Carter shook his head. “Horse crap. It was a plague, and it didn’t kill everyone. There are a lot of people left and—”

“There are maggots crawling on the festering corpse of this world,” countered Andrew. “Everyone who draws breath does so in defiance of the will of God.”

“You still seem to be sucking air, Andrew.”

The reaper placed one hand over the wings on his chest. “The reapers are the holy priests of our god. We have been asked to remain here and usher the last of the lost—the last of those like you who refuse to believe—into the darkness.”

“Sure. By murder. Very compassionate of you.”

“But it is compassion, Carter.” He set the butt of his scythe down, and there was a slight shift in his body language and his phrasing. Less forced formality. “Listen to me, man; when the dead rose, I was right there in the thick of it with you. We brought all those people out of Omaha. We built Treetops and we started a life.”

“Right, which is why—”

“Let me say my piece,” interrupted Andrew. “Just hear me out.”

Carter sighed and gestured with the barrel of his shotgun. “Make it quick.”

Brother Andrew nodded. “You and I survived when a lot of other people fell because we were used to roughing it.
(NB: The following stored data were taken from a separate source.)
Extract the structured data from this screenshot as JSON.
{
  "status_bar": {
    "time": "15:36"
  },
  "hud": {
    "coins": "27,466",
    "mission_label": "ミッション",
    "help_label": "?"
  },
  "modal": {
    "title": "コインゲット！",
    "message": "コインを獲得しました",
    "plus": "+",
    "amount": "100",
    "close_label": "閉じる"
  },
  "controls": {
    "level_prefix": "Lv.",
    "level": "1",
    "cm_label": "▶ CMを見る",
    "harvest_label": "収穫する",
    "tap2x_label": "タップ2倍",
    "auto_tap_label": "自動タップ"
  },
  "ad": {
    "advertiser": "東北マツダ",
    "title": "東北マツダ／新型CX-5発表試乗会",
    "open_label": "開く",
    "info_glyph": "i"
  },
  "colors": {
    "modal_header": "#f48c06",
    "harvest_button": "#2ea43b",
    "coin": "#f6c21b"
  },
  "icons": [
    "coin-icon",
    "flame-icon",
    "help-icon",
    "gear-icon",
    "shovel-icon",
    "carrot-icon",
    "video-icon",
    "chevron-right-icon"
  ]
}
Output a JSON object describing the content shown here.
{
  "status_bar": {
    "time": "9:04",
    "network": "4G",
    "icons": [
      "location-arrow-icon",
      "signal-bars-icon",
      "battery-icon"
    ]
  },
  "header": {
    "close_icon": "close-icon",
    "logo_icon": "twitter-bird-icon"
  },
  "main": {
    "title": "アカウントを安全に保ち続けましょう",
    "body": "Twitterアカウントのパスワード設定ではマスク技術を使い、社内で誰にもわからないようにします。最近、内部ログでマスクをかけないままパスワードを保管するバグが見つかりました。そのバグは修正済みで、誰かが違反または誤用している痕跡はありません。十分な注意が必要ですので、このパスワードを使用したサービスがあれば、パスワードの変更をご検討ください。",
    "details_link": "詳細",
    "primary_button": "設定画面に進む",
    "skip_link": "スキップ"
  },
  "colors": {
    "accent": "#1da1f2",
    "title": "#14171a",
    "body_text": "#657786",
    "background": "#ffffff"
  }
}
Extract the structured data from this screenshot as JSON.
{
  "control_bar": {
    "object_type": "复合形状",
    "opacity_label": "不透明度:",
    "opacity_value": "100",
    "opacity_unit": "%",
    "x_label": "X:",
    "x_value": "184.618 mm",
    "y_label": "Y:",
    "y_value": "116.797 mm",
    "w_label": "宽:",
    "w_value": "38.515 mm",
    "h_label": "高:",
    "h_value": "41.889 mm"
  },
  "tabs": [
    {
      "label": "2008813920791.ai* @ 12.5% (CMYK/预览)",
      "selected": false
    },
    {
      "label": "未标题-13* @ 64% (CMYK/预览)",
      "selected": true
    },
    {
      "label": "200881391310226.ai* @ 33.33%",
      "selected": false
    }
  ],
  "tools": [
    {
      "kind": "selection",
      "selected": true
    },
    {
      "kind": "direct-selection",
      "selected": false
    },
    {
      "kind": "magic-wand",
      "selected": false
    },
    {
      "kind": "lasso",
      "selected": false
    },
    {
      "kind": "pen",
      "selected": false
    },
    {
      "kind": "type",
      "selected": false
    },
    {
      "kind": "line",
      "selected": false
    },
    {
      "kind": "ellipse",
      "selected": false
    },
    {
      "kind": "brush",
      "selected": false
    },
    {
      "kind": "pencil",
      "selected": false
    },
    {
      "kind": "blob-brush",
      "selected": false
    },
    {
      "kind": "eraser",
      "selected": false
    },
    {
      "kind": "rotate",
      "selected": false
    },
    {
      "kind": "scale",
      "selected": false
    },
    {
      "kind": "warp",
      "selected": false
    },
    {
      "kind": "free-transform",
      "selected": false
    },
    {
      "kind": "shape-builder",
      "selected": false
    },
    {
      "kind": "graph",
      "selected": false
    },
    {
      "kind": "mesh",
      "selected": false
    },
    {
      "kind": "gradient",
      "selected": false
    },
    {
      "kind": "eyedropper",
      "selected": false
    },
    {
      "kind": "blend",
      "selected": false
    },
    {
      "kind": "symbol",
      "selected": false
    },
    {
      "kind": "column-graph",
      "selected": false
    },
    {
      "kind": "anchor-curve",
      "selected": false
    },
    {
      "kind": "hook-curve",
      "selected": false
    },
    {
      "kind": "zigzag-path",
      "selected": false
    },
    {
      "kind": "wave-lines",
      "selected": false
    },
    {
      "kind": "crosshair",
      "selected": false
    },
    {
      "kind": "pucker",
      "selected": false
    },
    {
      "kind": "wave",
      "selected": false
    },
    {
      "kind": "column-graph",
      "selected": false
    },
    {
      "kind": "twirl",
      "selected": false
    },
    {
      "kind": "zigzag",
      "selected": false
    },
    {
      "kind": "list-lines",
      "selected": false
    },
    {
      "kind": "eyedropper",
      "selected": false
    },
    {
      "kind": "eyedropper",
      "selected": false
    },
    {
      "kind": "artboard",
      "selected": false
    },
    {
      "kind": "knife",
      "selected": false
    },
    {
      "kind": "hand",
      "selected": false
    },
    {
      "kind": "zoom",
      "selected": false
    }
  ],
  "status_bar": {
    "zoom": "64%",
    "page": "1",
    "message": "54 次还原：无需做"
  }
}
All those weekends out hunting and fishing before things fell apart. The years we humped our battle-rattle over the Big Sand in Iraq and Afghanistan. We were survivors, Carter,
and we did survive . . . and we helped a lot of other people survive.”

Carter nodded.

“But for what?” demanded Andrew. “What have we really accomplished? What do we have to show for it? After that first season, after we holed up in that old shopping mall for all those weeks, we thought we’d slipped the punch. We thought that God smiled on us and we made it, right? But then what happened? That first winter we lost half the people we saved. Dysentery, three flu epidemics, tuberculosis . . . the list goes on and on. Disease killed more of us than the gray people ever did, and we’ve both traveled enough to know that this was happening all over. Remember Oshkosh? The whole city was dead from plague. Actual bubonic plague. Same with Bridgeport, and how many other cities? Same thing in Wyoming. Casper, Fort Washakie, Arapahoe—wiped out by the damn flu. That’s where the whole second wave of the gray people came from. Not from them biting each other or the army dropping nukes. Millions of people died from bad water, bad food, infection, bacteria, parasites. By the time we reached Idaho, how many people did we still have? One out of every six who started out with us?”

The story Andrew was telling confirmed the worst of Chong’s speculations about the world beyond Mountainside’s chain-link fence. The nine towns in the Sierra Nevadas lucked out by having a good doctor and a biochemist who knew how to make antibiotics. Chong’s father often said that those two men had saved more people than anyone who fired a gun or swung a sword. When Chong had told that to Tom, he agreed completely.

“What’s your point, Andrew?” growled Carter. “Are you saying that we worked all these years for nothing?”

“That’s exactly what I’m saying, brother,” insisted Andrew. “Since we settled down and built Treetops, when have we had a year without a major flu epidemic? When have we ever had a really successful harvest? We’re hunters, man, but we’re not farmers. Sure, we put a lot of venison and wild pig on the table, but it was never enough. Not by half.” He took a breath. “How long do you think people should keep pushing against things before they realize the truth?”